The author singles out the following nutrients or nutrient-related factors as having a role in the development of cancer:

 - Over-consumption of energy - ingestion of too much food or caloric beverages is a major risk factor for cancer. In keeping with the obesity epidemic in countries such as the USA, it has been estimated that 14% of all cancer deaths in men and 20% in women can be attributed to overweight and obesity.
 - Eating too much highly refined sugar and starch particularly sweets, cakes, and other foods that contain very high concentrations of refined sugar and flour (i.e. high or very high glycaemic index (GI) foods). Studies to test the theory that high-GI foods and diets are linked to an increased risk of cancer have shown that there is a consistent increased risk of gastric, digestive tract, endometrial, ovarian, colon and colorectal cancers as the GI of the diet increases. Being sedentary and overweight and eating high-GI diets rich in refined sugar and flour, increased the risk even further.

 - Low-fibre diets are linked to an increased risk of cancer, which may be due to the absence of the actual fibre in the diet (i.e. colorectal cancers) or the whole range of nutrients that are absent when dietary fibre from unprocessed grains and cereals, fruits and vegetables is low in the diet (i.e. vitamins, minerals, phytonutrients, etc).

 - High intakes of red meat were found to increase the risk of cancers of the colon and rectum and heterocyclic amines produced during the meat cooking process were linked to breast cancer in a study conducted in Uruguay.
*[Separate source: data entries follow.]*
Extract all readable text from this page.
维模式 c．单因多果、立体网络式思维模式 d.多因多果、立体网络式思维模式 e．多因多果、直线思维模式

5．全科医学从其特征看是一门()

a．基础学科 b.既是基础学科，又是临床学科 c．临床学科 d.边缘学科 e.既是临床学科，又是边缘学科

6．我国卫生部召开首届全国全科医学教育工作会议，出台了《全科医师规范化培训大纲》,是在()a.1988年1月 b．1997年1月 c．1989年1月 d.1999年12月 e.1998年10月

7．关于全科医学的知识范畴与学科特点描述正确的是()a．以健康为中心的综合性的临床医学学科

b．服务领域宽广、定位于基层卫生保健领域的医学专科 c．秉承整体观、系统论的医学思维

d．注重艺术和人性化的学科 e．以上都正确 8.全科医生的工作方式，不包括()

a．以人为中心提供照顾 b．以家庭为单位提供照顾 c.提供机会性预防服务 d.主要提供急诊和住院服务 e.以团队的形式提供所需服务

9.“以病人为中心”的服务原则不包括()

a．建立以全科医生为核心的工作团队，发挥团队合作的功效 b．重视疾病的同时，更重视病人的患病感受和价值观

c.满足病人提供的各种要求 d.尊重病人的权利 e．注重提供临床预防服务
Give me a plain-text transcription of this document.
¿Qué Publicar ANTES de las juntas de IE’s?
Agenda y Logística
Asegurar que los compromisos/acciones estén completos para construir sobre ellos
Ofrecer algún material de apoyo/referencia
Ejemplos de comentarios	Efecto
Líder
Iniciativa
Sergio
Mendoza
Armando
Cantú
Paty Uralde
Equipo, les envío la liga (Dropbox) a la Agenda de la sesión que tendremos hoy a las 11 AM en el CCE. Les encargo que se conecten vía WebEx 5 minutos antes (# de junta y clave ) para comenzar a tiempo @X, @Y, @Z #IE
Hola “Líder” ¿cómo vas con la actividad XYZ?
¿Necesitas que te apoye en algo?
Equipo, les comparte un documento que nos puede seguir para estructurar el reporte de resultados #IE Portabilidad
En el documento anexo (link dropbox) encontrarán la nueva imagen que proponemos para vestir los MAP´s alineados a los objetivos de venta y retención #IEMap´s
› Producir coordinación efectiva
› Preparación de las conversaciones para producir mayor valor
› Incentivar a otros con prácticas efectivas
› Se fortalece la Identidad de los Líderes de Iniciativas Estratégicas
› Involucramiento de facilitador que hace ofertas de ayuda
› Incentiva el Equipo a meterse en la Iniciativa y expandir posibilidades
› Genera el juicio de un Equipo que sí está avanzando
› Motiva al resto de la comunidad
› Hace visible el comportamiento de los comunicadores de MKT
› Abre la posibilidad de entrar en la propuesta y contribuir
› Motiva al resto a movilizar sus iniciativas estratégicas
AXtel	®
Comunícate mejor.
 - An imbalance in the omega-6 to omega-3 ratio. Omega-6 and omega-3 are so-called essential fatty acids which are implicated in practically every body function and immune response. Ideally our diets should provide us with 1 unit of omega-3 fatty acids for every 5 units of omega-6 fatty acids. Modern western diets which are lacking in whole grains and ample amounts of fish, particularly fatty fish, have a badly skewed omega-6:omega-3 ratio as high as 50:1. In view of the finding that omega-3 fatty acids protect us against certain cancers, it is vital that this imbalance in the proportions of these different types of omega fatty acids should be redressed in the modern diet.

 - Lack of trace elements in the modern diet may also contribute to the increase in cancer prevalence. For example selenium, a trace element that protects us against a variety of cancers, is nowadays often lacking in the soils which are used to grow our staple foods. Large areas of agricultural land in many parts of the world including the USA, China, and South Africa, are deficient in selenium and it has been suggested that selenium-deficient staple foods (wheat, maize, rice) grown on such land, are contributing to a decrease in immunity and an increase in cancer.

 - Reduced intakes of protective nutrients such as vitamins, including vitamin B12, folic acid and vitamin D, as well as of alpha- and beta-carotene and other carotenoids, lycopene, vitamin C and other antioxidants, have also been implicated in the increase in cancer.

 -  The role of probiotics (“beneficial microorganisms”) in the human gut which promote immunity and produce B vitamins and what can be regarded as ‘natural antibiotics’, is still being investigated, but it is already evident that eating the correct diet that is rich in dietary fibre and protective nutrients and taking the correct type of probiotics may help the human organism to avoid a variety of life-threatening diseases.

Because we do not eat foods in isolation, the whole diet and each nutrient in the diet, therefore, can play an essential role in maintaining our health and preventing cancer.

Next week we will consider what foods should be included in our diets and which ones need to be avoided if we are to stand a chance of preventing cancer from developing or help our bodies to fight an existing cancer.

References: American Cancer Society (2012). Cancer facts and figures 2012. Atlanta: American Cancer Society, 2012; ; Donaldson MS (2004). Nutrition and cancer: A review of the evidence for an anti-cancer diet. Nutrition Journal, 3:19; SA Hospice (2013). Statistics on cancer in South Africa.; Sapa-AFP, (2013). Habitat linked to cancer. Pretoria News, Wednesday, 13 November 2013, page: 9.)